Seit dem Beitritt zur Interkommunalen Allianz "Schweinfurter OberLand" begann die jährliche Wandersaison abwechselnd in einer anderen Ortschaft der Mitgliedsgemeinden. Die Veranstaltung "Wunderbar - Wanderbar" und das Rahmenprogramm lockte alle Jahre viele Wanderer und Besucher an. Leider musste bereits 2020 dieses Event aufgrund von "Corona" ausfallen. Es sollte in diesem Jahr Anfang Mai in Poppenlauer nachgeholt werden, aber nach Rücksprache mit der Allianzmanagerin Hannah-Rabea Grübl hat die Lenkungsgruppe erneut eine Absage beschlossen. Trotzdem begegnete man in der gesamten Region bereits Wanderern.

Auch die Gemeinde Thundorf hat an ihrer Naherholungsqualität gefeilt. Mit zwei Wegen ist die Gemeinde an das regionsübergreifende Wanderwegenetz angegliedert. Neben dem "Sandäckerweg", ein thematischer Rundweg, der die Orte Maßbach (Startpunkt), Thundorf, Stadtlauringen und Rothhausen verbindet, wurde zudem der "Ritterweg" ausgewiesen, der am historischen Ritterkeller in Thundorf startet und auf die adelige Vergangenheit der Gemeinde Thundorf eingeht.

Entlang des "Ritterweges" liegen mehrere historische Sehenswürdigkeiten. Der Start ist am Ritterkeller in Thundorf. Rund um das Kirchplatzareal im Ortskern von Thundorf befinden sich sehenswerte historische Bauten, wie der ehemalige Schüttbau (heute Kindergarten),das Forsthaus, das Brau- und Kelterhaus sowie Thundorfs Wahrzeichen, das Wasserschloss.

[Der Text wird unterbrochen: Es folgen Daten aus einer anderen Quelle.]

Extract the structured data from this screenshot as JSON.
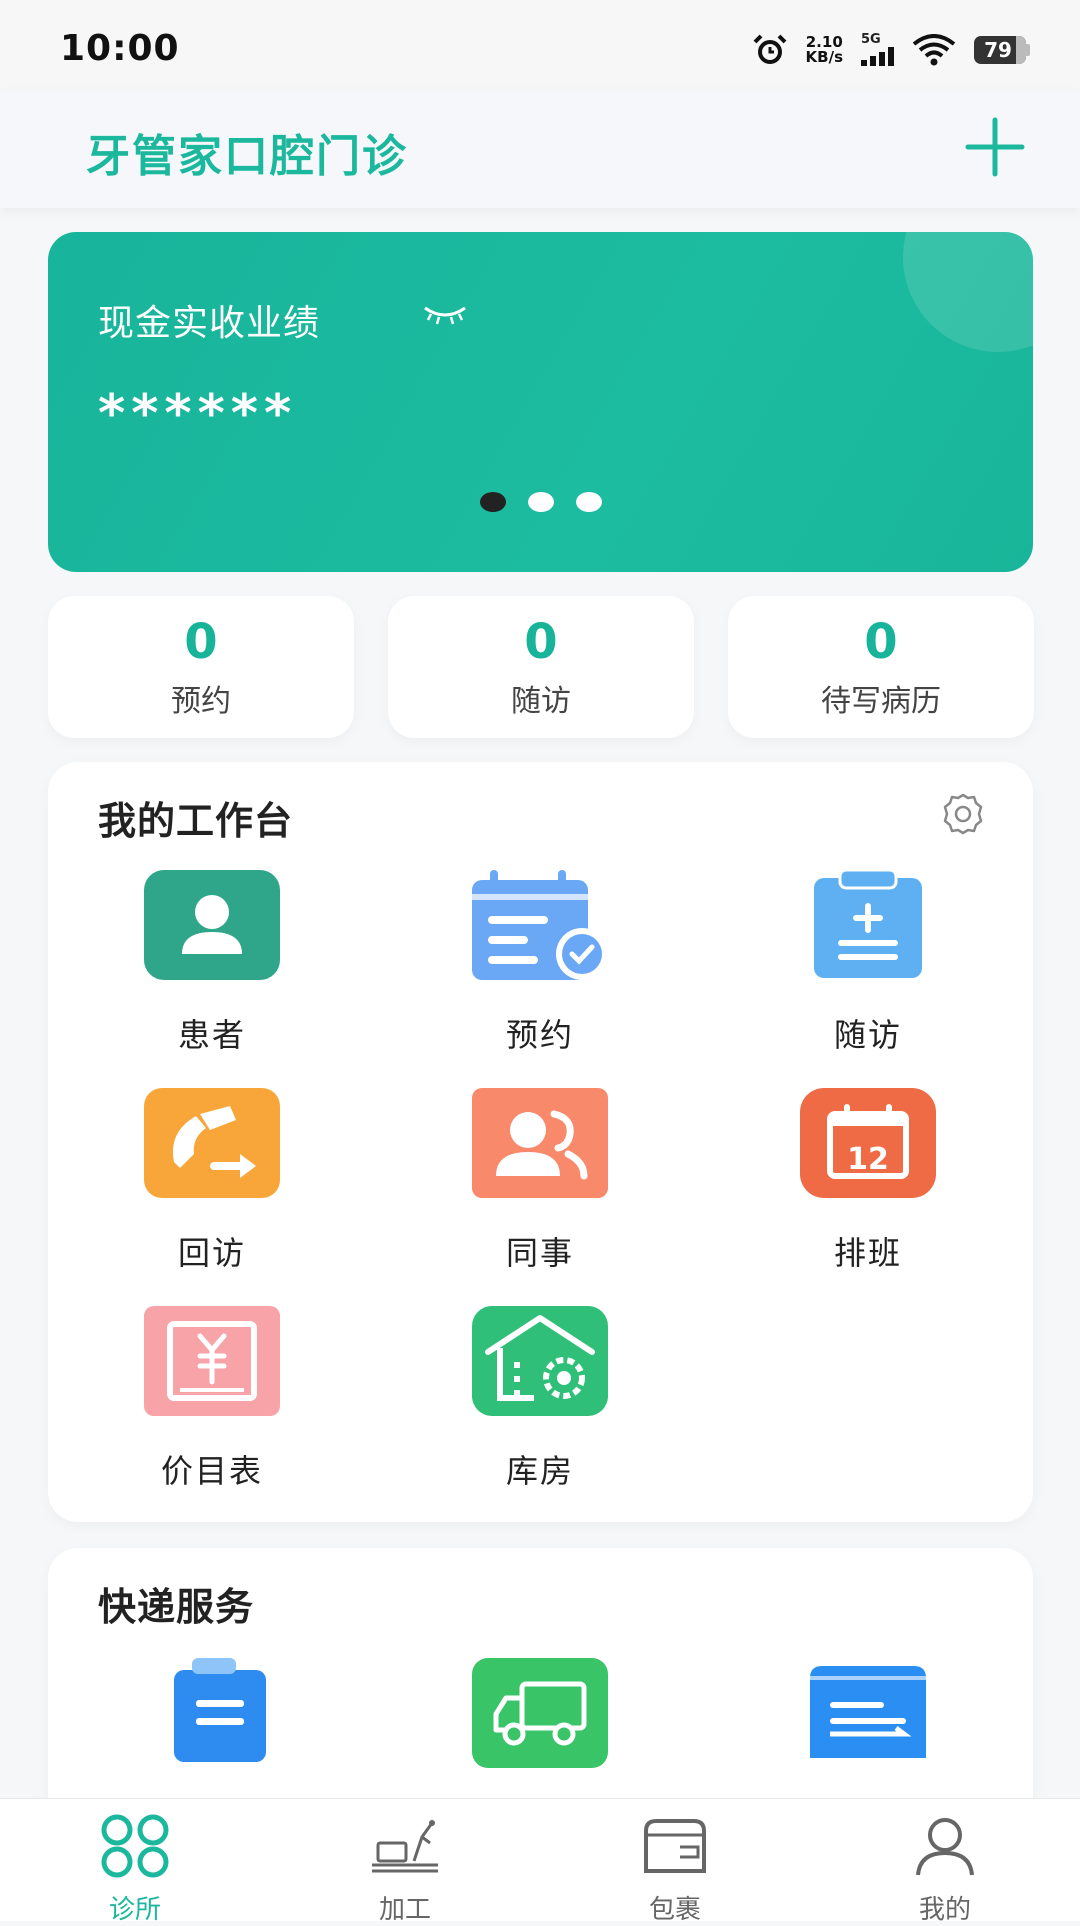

Im Gemeindeteil Theinfeld kommt der Wanderer an einem sehenswerten Grabmal vorbei. Neben den zahlreichen historischen Aspekten entlang des Weges, verläuft die Wanderstrecke auch an reizvollen Landschaftsmerkmalen, wie der Quelle des Ransbach, dem idyllischen neuen Landschaftssee und am Randbereich des Dürrnberg vorbei.

Rundwanderweg

Der Sandäckerweg des "Schweinfurter Oberlandes" ist ein ortsverbindender Rundwanderweg der die Gemarkungen der Gemeinden Maßbach, Stadtlauringen und Thundorf durchquert. Der Startpunkt ist an der Lauertalhalle Maßbach, der Weg hat eine Länge von 15,5 Kilometer. Die Bezeichnung dieses Wanderweges rührt laut Wanderwart Karlheinz Stenzinger daher, dass an unterschiedlichen Stellen ehemalige Flussablagerungen, gerundete Sandsteine und feiner Sand zu entdecken sind. Dies geht auf die Entwässerung aus dem Bereich der Rhön und Thüringen zurück, die über das Gebiet nach Süden in die Donau verlief. Der leicht wellige Weg führt überwiegend über naturnahe Feld-, Wiesen- und Schotterwege und verläuft teilweise entlang von Waldgebieten. Geologisch betrachtet, werden auf diesem Wanderweg Gebiete des Muschelkalks und Keuper durchquert.

Auf den Anhöhen entlang des Weges finden sich noch heute vom Fluss gerundete Sandsteine und Sand, die auf ein früheres Entwässerungsnetz hinweisen. Die Geröllablagerungen befinden sich beispielsweise auf dem Bergrücken "Sand" zwischen Thundorf und Stadtlauringen, im Bereich der Kerlachkapelle in Stadtlauringen, im Bereich des Schul- und Sportgeländes Maßbach und im Bereich des Stegholzes zwischen Maßbach und Thundorf.